Dodatkowo rozmiar biznesu i pozycja rynkowa powodują, że inwestycja może wiązać się z relatywnie mniejszym ryzykiem niż w przypadku innych debiutów mniej znanych firm.

A im większe oczekiwania i apetyty potencjalnych akcjonariuszy, tym większe prawdopodobieństwo, że zakup akcji Allegro – w przypadku gdy nie jest się funduszem inwestycyjnym lub tzw. grubą rybą – może okazać się niezwykle trudnym zadaniem.

Poniżej prezentujemy zestawienie trzech subiektywnych czynników, które mogą zniweczyć zamiar posiadania pokaźnego pakietu akcji Allegro.

1. Redukcja zapisów

Problemem może okazać się to, że dla ‚małych graczy” ma zostać przeznaczone ledwie kilka procent oferowanych akcji na rynku pierwotnym, zaś reszta zostanie przydzielona inwestorom instytucjonalnym.

To z kolei może sprawić, ż wystąpi duże prawdopodobieństwo tzw. redukcji zapisów, bo popyt na akcje spółki może znacznie przewyższać dostępną podaż.

Redukcja następuje wtedy gdy zapisano się na więcej akcji niż jest w ofercie. Wówczas inwestor otrzymuje proporcjonalnie mniejszy pakiet niż ten, na który się zapisał (niewykorzystane środki oczywiście zostają zwrócone).

A historii z istotną redukcją zapisów na naszym rodzimym rynku nie trzeba daleko szukać – w lipcu na GPW zadebiutowała spółka Gaming Factory.

Okazało się, że popyt na akcje producenta gier był tak duży, że nastąpiła redukcja aż o 89 proc. Oznaczało to, że jeżeli inwestor zapisał się np. na 100 akcji, otrzymał ich zaledwie 11.

To o tyle problematyczne, że w momencie zapisu na akcje zmuszeni jesteśmy do zamrożenia kapitału (od zapisu do wprowadzenia akcji do obrotu i możliwości ich ewentualnej sprzedaży może minąć kilka tygodni), z którego tylko część może finalnie zostać zaangażowana w papiery wartościowe. A to może spowodować konieczność rewizji podjętej strategii inwestycyjnej.

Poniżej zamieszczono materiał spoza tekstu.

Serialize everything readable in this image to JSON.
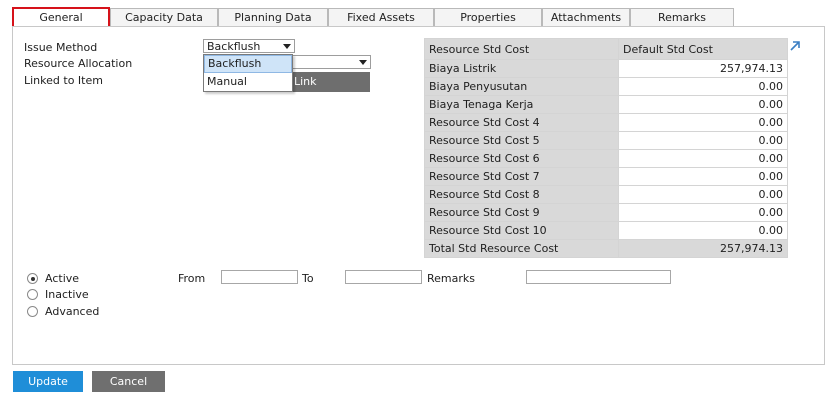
{
  "tabs": [
    {
      "label": "General",
      "active": true
    },
    {
      "label": "Capacity Data",
      "active": false
    },
    {
      "label": "Planning Data",
      "active": false
    },
    {
      "label": "Fixed Assets",
      "active": false
    },
    {
      "label": "Properties",
      "active": false
    },
    {
      "label": "Attachments",
      "active": false
    },
    {
      "label": "Remarks",
      "active": false
    }
  ],
  "form": {
    "issue_method_label": "Issue Method",
    "issue_method_value": "Backflush",
    "resource_allocation_label": "Resource Allocation",
    "linked_to_item_label": "Linked to Item",
    "dropdown_options": [
      "Backflush",
      "Manual"
    ],
    "link_text": "Link"
  },
  "cost_table": {
    "header_name": "Resource Std Cost",
    "header_value": "Default Std Cost",
    "rows": [
      {
        "name": "Biaya Listrik",
        "value": "257,974.13"
      },
      {
        "name": "Biaya Penyusutan",
        "value": "0.00"
      },
      {
        "name": "Biaya Tenaga Kerja",
        "value": "0.00"
      },
      {
        "name": "Resource Std Cost 4",
        "value": "0.00"
      },
      {
        "name": "Resource Std Cost 5",
        "value": "0.00"
      },
      {
        "name": "Resource Std Cost 6",
        "value": "0.00"
      },
      {
        "name": "Resource Std Cost 7",
        "value": "0.00"
      },
      {
        "name": "Resource Std Cost 8",
        "value": "0.00"
      },
      {
        "name": "Resource Std Cost 9",
        "value": "0.00"
      },
      {
        "name": "Resource Std Cost 10",
        "value": "0.00"
      }
    ],
    "total_name": "Total Std Resource Cost",
    "total_value": "257,974.13"
  },
  "status": {
    "active_label": "Active",
    "inactive_label": "Inactive",
    "advanced_label": "Advanced",
    "selected": "Active",
    "from_label": "From",
    "to_label": "To",
    "remarks_label": "Remarks",
    "from_value": "",
    "to_value": "",
    "remarks_value": ""
  },
  "buttons": {
    "update_label": "Update",
    "cancel_label": "Cancel"
  },
  "colors": {
    "active_tab_border": "#d6121a",
    "update_button": "#1f8ed8",
    "cancel_button": "#6f6f6f"
  }
}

W przypadku Allegro nie musi się tak oczywiście wydarzyć, ale jeżeli pogłoski o relatywnie małej transzy papierów dla drobnych inwestorów się potwierdzą, trzeba się liczyć z możliwością wystąpienia istotnej redukcji.

2. Wysoka wycena

Wysoka wycena spółki, może (choć nie musi) warunkować wysokiej ceny akcji. Według plotek z rynku, wycena całej spółki Allegro może sięgnąć nawet 11 mld dolarów, czyli – według dzisiejszej wyceny dolara – około 41-42 mld zł.

To dałoby najwyższą kapitalizację na polskiej giełdzie (lub drugą najwyższą, bo obecnie około 42 mld zł kapitalizacji ma CD Projekt). A im niższa byłaby cena emisyjna akcji, tym więcej papierów musiałoby się znaleźć w obrocie i odwrotnie.

Wobec tego, aby zapobiec znacznemu rozdrobnieniu akcjonariatu, emitent może zdecydować się ustalić cenę akcji na relatywnie wysokim poziomie – być może zbyt wygórowanym dla mniej zamożnych inwestorów indywidualnych – zwłaszcza przy takiej kapitalizacji jak przewidywana dla Allegro.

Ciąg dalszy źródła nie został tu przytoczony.